Intelligent Route Optimization for Secure and Efficient Network Traffic Management Using Machine Learning Algorithms

Abstract

   This study presents contemporary communication systems, it is essential to regulate network traffic in a manner that is both efficient and secure. Many routing algorithms exhibit issues such as insufficient accuracy, prolonged processing times, inability to manage high traffic volumes, lack of security, and inadequate real-world testing. This study proposes an enhanced route selection algorithm that employs machine learning to optimise routing efficiency, enhance detection accuracy, and elevate overall network performance. constructed a customised dataset by emulating a network comprising both legitimate and malicious traffic. Also trained and evaluated four machine learning models: Decision Tree, Logistic Regression, Random Forest, and Support Vector Machine (SVM). Employed significant performance metrics to do this. The most efficient model was Random Forest, with the highest accuracy (96.86%), detection efficiency (98.64%), and a significantly reduced stolen packet rate of 1.00%. It demonstrated superior network performance with a packet delivery rate of 72.40%, reduced average hops, and enhanced path utilisation. The Random Forest-based method effectively identified assaults by accurately detecting malicious behaviour with little false negatives.
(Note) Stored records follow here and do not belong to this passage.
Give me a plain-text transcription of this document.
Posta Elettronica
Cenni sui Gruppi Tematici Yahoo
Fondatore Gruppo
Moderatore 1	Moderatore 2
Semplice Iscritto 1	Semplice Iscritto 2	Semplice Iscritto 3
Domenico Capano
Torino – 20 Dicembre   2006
The results indicate that machine learning-based routing could revolutionise the field, with Random Forest providing the optimal equilibrium among accuracy, security, and computational efficiency. The proposed design significantly enhances traffic management, facilitates scalability, and strengthens security. This addresses significant research deficiencies and paves the way for intelligent, practical network traffic control systems.